Murderer on the streets
Chat|April 09, 2020
I live in fear of bumping into the man who killed my dad
SASKIA MURPHY, JESS GRIEVESON-SMITH
Murderer on the streets

Holding out my palm, I giggled as the horse gobbled up a sugar cube. Then my dad Chris, then 26, scooped me up and put me on the horse’s back.

It was 1998 and, aged 7, I loved nothing more than weekends with my daddy.

He’d split from my mum Paula, then 25, when I was 2.

But I adored every minute we spent together, playing video games, horse riding, watching films.

Dad taught me a lot. If I ever fell out with friends, he’d tell me not to get into fights.

‘Violence is never the answer,’ he said, telling me to walk away.

But, like all teens, I could be a handful.
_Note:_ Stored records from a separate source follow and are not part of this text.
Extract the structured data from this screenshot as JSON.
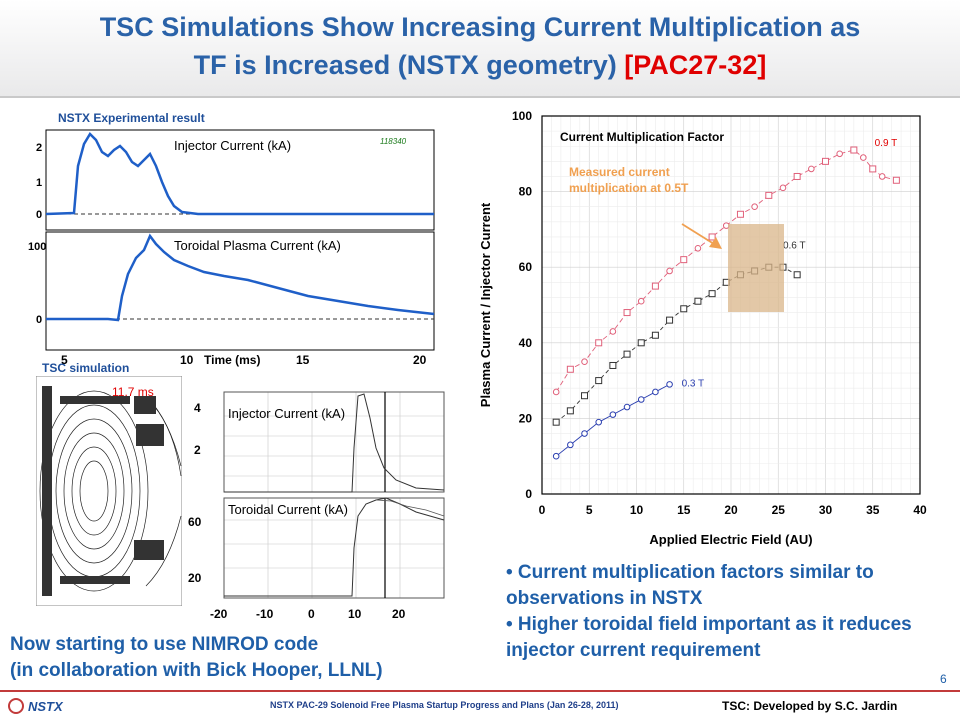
{
  "header": {
    "title_line1": "TSC Simulations Show Increasing Current Multiplication as",
    "title_line2_main": "TF is Increased (NSTX geometry) ",
    "title_line2_ref": "[PAC27-32]"
  },
  "labels": {
    "experimental": "NSTX Experimental result",
    "tsc_sim": "TSC simulation"
  },
  "exp_panel": {
    "shot": "118340",
    "top_title": "Injector Current (kA)",
    "bottom_title": "Toroidal Plasma Current (kA)",
    "xlabel": "Time (ms)",
    "top_yticks": [
      "2",
      "1",
      "0"
    ],
    "bottom_yticks": [
      "100",
      "0"
    ],
    "xticks": [
      "5",
      "10",
      "15",
      "20"
    ]
  },
  "sim_panel": {
    "time_label": "11.7 ms",
    "top_title": "Injector Current (kA)",
    "bottom_title": "Toroidal Current (kA)",
    "top_yticks": [
      "4",
      "2"
    ],
    "bottom_yticks": [
      "60",
      "20"
    ],
    "xticks": [
      "-20",
      "-10",
      "0",
      "10",
      "20"
    ]
  },
  "chart_data": {
    "type": "scatter",
    "title": "Current Multiplication Factor",
    "xlabel": "Applied Electric Field (AU)",
    "ylabel": "Plasma Current / Injector Current",
    "xlim": [
      0,
      40
    ],
    "ylim": [
      0,
      100
    ],
    "xticks": [
      0,
      5,
      10,
      15,
      20,
      25,
      30,
      35,
      40
    ],
    "yticks": [
      0,
      20,
      40,
      60,
      80,
      100
    ],
    "grid": true,
    "annotation": "Measured current multiplication at 0.5T",
    "annotation_line1": "Measured current",
    "annotation_line2": "multiplication at 0.5T",
    "series": [
      {
        "name": "0.9 T",
        "color": "#e0607a",
        "marker": "mixed",
        "x": [
          1.5,
          3,
          4.5,
          6,
          7.5,
          9,
          10.5,
          12,
          13.5,
          15,
          16.5,
          18,
          19.5,
          21,
          22.5,
          24,
          25.5,
          27,
          28.5,
          30,
          31.5,
          33,
          34,
          35,
          36,
          37.5
        ],
        "y": [
          27,
          33,
          35,
          40,
          43,
          48,
          51,
          55,
          59,
          62,
          65,
          68,
          71,
          74,
          76,
          79,
          81,
          84,
          86,
          88,
          90,
          91,
          89,
          86,
          84,
          83
        ]
      },
      {
        "name": "0.6 T",
        "color": "#333333",
        "marker": "square",
        "x": [
          1.5,
          3,
          4.5,
          6,
          7.5,
          9,
          10.5,
          12,
          13.5,
          15,
          16.5,
          18,
          19.5,
          21,
          22.5,
          24,
          25.5,
          27
        ],
        "y": [
          19,
          22,
          26,
          30,
          34,
          37,
          40,
          42,
          46,
          49,
          51,
          53,
          56,
          58,
          59,
          60,
          60,
          58
        ]
      },
      {
        "name": "0.3 T",
        "color": "#2b3fb0",
        "marker": "circle",
        "x": [
          1.5,
          3,
          4.5,
          6,
          7.5,
          9,
          10.5,
          12,
          13.5
        ],
        "y": [
          10,
          13,
          16,
          19,
          21,
          23,
          25,
          27,
          29
        ]
      }
    ]
  },
  "bullets": [
    "• Current multiplication factors similar to observations in NSTX",
    "• Higher toroidal field important as it reduces injector current requirement"
  ],
  "nimrod": {
    "line1": "Now starting to use NIMROD code",
    "line2": "(in collaboration with Bick Hooper, LLNL)"
  },
  "footer": {
    "logo": "NSTX",
    "mid": "NSTX PAC-29  Solenoid Free Plasma Startup Progress and Plans (Jan 26-28, 2011)",
    "right": "TSC: Developed by S.C. Jardin",
    "page": "6"
  }
}
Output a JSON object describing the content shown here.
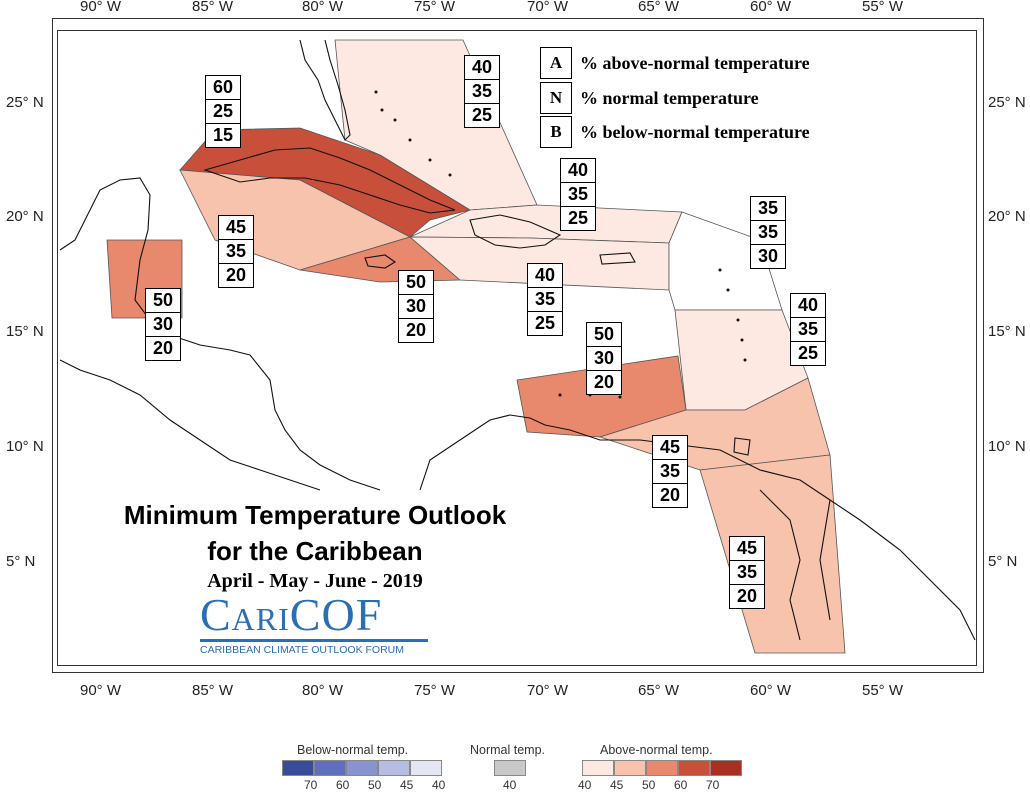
{
  "map": {
    "title_line1": "Minimum Temperature Outlook",
    "title_line2": "for the Caribbean",
    "period": "April - May - June - 2019",
    "logo_text": "CariCOF",
    "logo_subtitle": "CARIBBEAN CLIMATE OUTLOOK FORUM",
    "top_axis": [
      "90° W",
      "85° W",
      "80° W",
      "75° W",
      "70° W",
      "65° W",
      "60° W",
      "55° W"
    ],
    "bottom_axis": [
      "90° W",
      "85° W",
      "80° W",
      "75° W",
      "70° W",
      "65° W",
      "60° W",
      "55° W"
    ],
    "left_axis": [
      "25° N",
      "20° N",
      "15° N",
      "10° N",
      "5° N"
    ],
    "right_axis": [
      "25° N",
      "20° N",
      "15° N",
      "10° N",
      "5° N"
    ]
  },
  "key": [
    {
      "letter": "A",
      "text": "% above-normal temperature"
    },
    {
      "letter": "N",
      "text": "% normal temperature"
    },
    {
      "letter": "B",
      "text": "% below-normal temperature"
    }
  ],
  "zones": [
    {
      "id": "bahamas",
      "A": "40",
      "N": "35",
      "B": "25",
      "color": "#fde9e1"
    },
    {
      "id": "cuba",
      "A": "60",
      "N": "25",
      "B": "15",
      "color": "#c8503a"
    },
    {
      "id": "cayman-west",
      "A": "45",
      "N": "35",
      "B": "20",
      "color": "#f7c3ad"
    },
    {
      "id": "jamaica",
      "A": "50",
      "N": "30",
      "B": "20",
      "color": "#e8886c"
    },
    {
      "id": "belize",
      "A": "50",
      "N": "30",
      "B": "20",
      "color": "#e8886c"
    },
    {
      "id": "hispaniola-north",
      "A": "40",
      "N": "35",
      "B": "25",
      "color": "#fde9e1"
    },
    {
      "id": "puerto-rico",
      "A": "40",
      "N": "35",
      "B": "25",
      "color": "#fde9e1"
    },
    {
      "id": "leeward",
      "A": "35",
      "N": "35",
      "B": "30",
      "color": "#ffffff"
    },
    {
      "id": "windward",
      "A": "40",
      "N": "35",
      "B": "25",
      "color": "#fde9e1"
    },
    {
      "id": "abc-islands",
      "A": "50",
      "N": "30",
      "B": "20",
      "color": "#e8886c"
    },
    {
      "id": "trinidad",
      "A": "45",
      "N": "35",
      "B": "20",
      "color": "#f7c3ad"
    },
    {
      "id": "guianas",
      "A": "45",
      "N": "35",
      "B": "20",
      "color": "#f7c3ad"
    }
  ],
  "legend": {
    "below_title": "Below-normal temp.",
    "normal_title": "Normal temp.",
    "above_title": "Above-normal temp.",
    "below_colors": [
      "#3a4b9a",
      "#5f6fbd",
      "#8a93cf",
      "#b7bce2",
      "#e4e6f5"
    ],
    "below_labels": [
      "70",
      "60",
      "50",
      "45",
      "40"
    ],
    "normal_color": "#c8c8c8",
    "normal_label": "40",
    "above_colors": [
      "#fde9e1",
      "#f7c3ad",
      "#e8886c",
      "#c8503a",
      "#a73020"
    ],
    "above_labels": [
      "40",
      "45",
      "50",
      "60",
      "70"
    ]
  }
}
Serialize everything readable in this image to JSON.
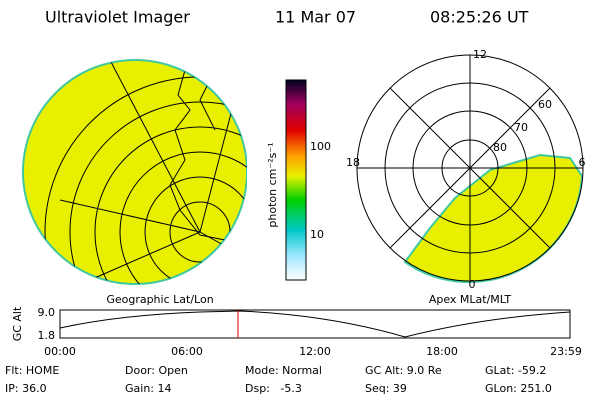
{
  "header": {
    "title": "Ultraviolet Imager",
    "date": "11 Mar 07",
    "time": "08:25:26 UT"
  },
  "left_panel": {
    "label": "Geographic Lat/Lon"
  },
  "color_bar": {
    "label": "photon cm⁻²s⁻¹",
    "ticks": [
      "100",
      "10"
    ]
  },
  "polar_panel": {
    "label": "Apex MLat/MLT",
    "mlt_labels": [
      "12",
      "6",
      "0",
      "18"
    ],
    "lat_labels": [
      "60",
      "70",
      "80"
    ]
  },
  "alt_plot": {
    "y_label": "GC Alt",
    "y_labels": [
      "9.0",
      "1.8"
    ],
    "x_labels": [
      "00:00",
      "06:00",
      "12:00",
      "18:00",
      "23:59"
    ]
  },
  "status": {
    "rows": [
      [
        "Flt: HOME",
        "Door: Open",
        "Mode: Normal",
        "GC Alt: 9.0 Re",
        "GLat: -59.2"
      ],
      [
        "IP: 36.0",
        "Gain: 14",
        "Dsp:   -5.3",
        "Seq: 39",
        "GLon: 251.0"
      ]
    ]
  }
}
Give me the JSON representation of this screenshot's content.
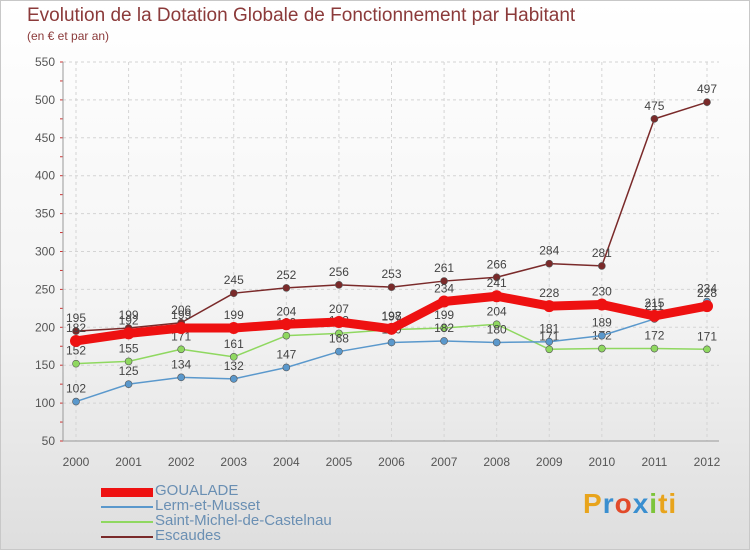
{
  "logo": {
    "p1": "P",
    "p2": "r",
    "p3": "o",
    "p4": "x",
    "p5": "i",
    "p6": "ti"
  },
  "chart_data": {
    "type": "line",
    "title": "Evolution de la Dotation Globale de Fonctionnement par Habitant",
    "subtitle": "(en € et par an)",
    "xlabel": "",
    "ylabel": "",
    "ylim": [
      50,
      550
    ],
    "yticks": [
      50,
      100,
      150,
      200,
      250,
      300,
      350,
      400,
      450,
      500,
      550
    ],
    "grid": true,
    "legend_position": "bottom-left",
    "categories": [
      "2000",
      "2001",
      "2002",
      "2003",
      "2004",
      "2005",
      "2006",
      "2007",
      "2008",
      "2009",
      "2010",
      "2011",
      "2012"
    ],
    "series": [
      {
        "name": "Escaudes",
        "color": "#7a2a2a",
        "values": [
          195,
          199,
          206,
          245,
          252,
          256,
          253,
          261,
          266,
          284,
          281,
          475,
          497
        ]
      },
      {
        "name": "Saint-Michel-de-Castelnau",
        "color": "#8fd860",
        "values": [
          152,
          155,
          171,
          161,
          189,
          192,
          197,
          199,
          204,
          171,
          172,
          172,
          171
        ]
      },
      {
        "name": "Lerm-et-Musset",
        "color": "#5a98cc",
        "values": [
          102,
          125,
          134,
          132,
          147,
          168,
          180,
          182,
          180,
          181,
          189,
          211,
          234
        ]
      },
      {
        "name": "GOUALADE",
        "color": "#ee1111",
        "values": [
          182,
          192,
          199,
          199,
          204,
          207,
          198,
          234,
          241,
          228,
          230,
          215,
          228
        ]
      }
    ],
    "legend_order": [
      "GOUALADE",
      "Lerm-et-Musset",
      "Saint-Michel-de-Castelnau",
      "Escaudes"
    ]
  }
}
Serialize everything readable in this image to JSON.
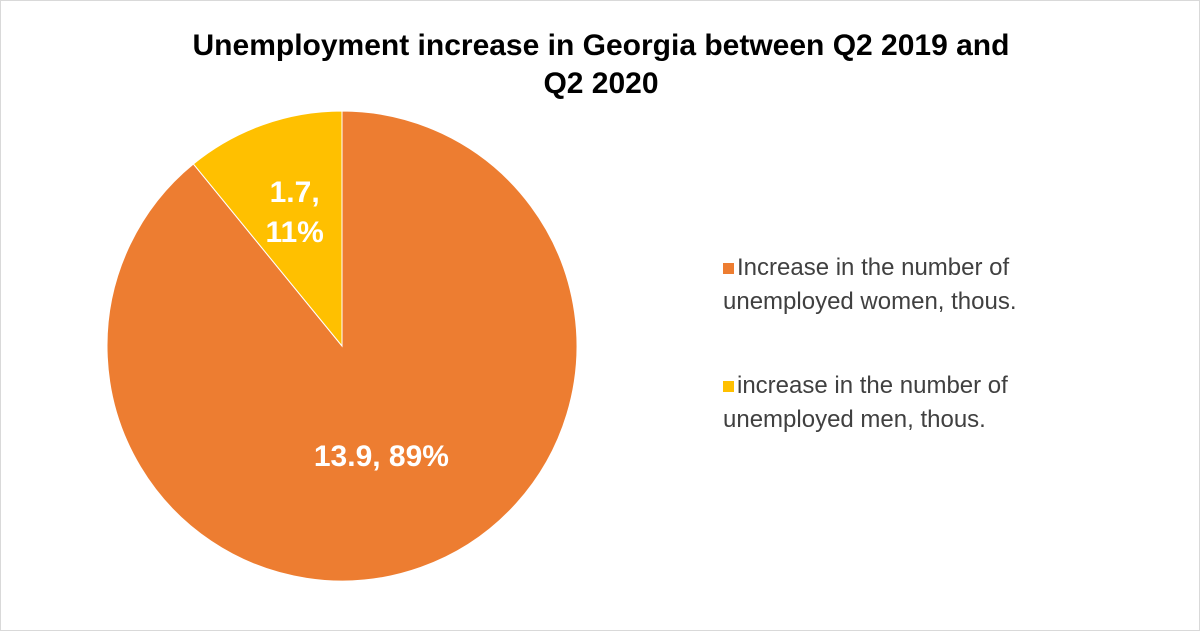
{
  "chart_data": {
    "type": "pie",
    "title": "Unemployment increase in Georgia between Q2 2019 and Q2 2020",
    "categories": [
      "Increase in the number of unemployed women, thous.",
      "increase in the number of unemployed men, thous."
    ],
    "values": [
      13.9,
      1.7
    ],
    "value_labels": [
      "13.9, 89%",
      "1.7, 11%"
    ],
    "colors": [
      "#ED7D31",
      "#FFC000"
    ],
    "legend": "right"
  }
}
In May 2009, when I was 17, Dad said he wanted me to apply to uni.

‘I’m too thick,’ I fumed, storming off. I thought he was trying to lecture me, and we fell out.

We’ll make up eventually, I thought.

But days later, on 31 May 2009, I was eating dinner when there was a knock at my front door.

It was two police officers. ‘Are you Christopher Folkes’ daughter?’ one asked. ‘What’s happened?’

I asked, panicked.

‘I’m sorry to inform you, your dad died in the early hours,’ the officer said.

The room began to spin as the police explained that Dad had been attacked in a park in Blackburn.

He’d died at Royal Blackburn Hospital just a few hours later.

I collapsed – my dad had always taught me to walk away from violence, and now he’d been violently murdered, at just 36 years old. It didn’t make sense. I was racked with guilt. The last time I’d spoken to Dad, we’d argued, and now he was gone.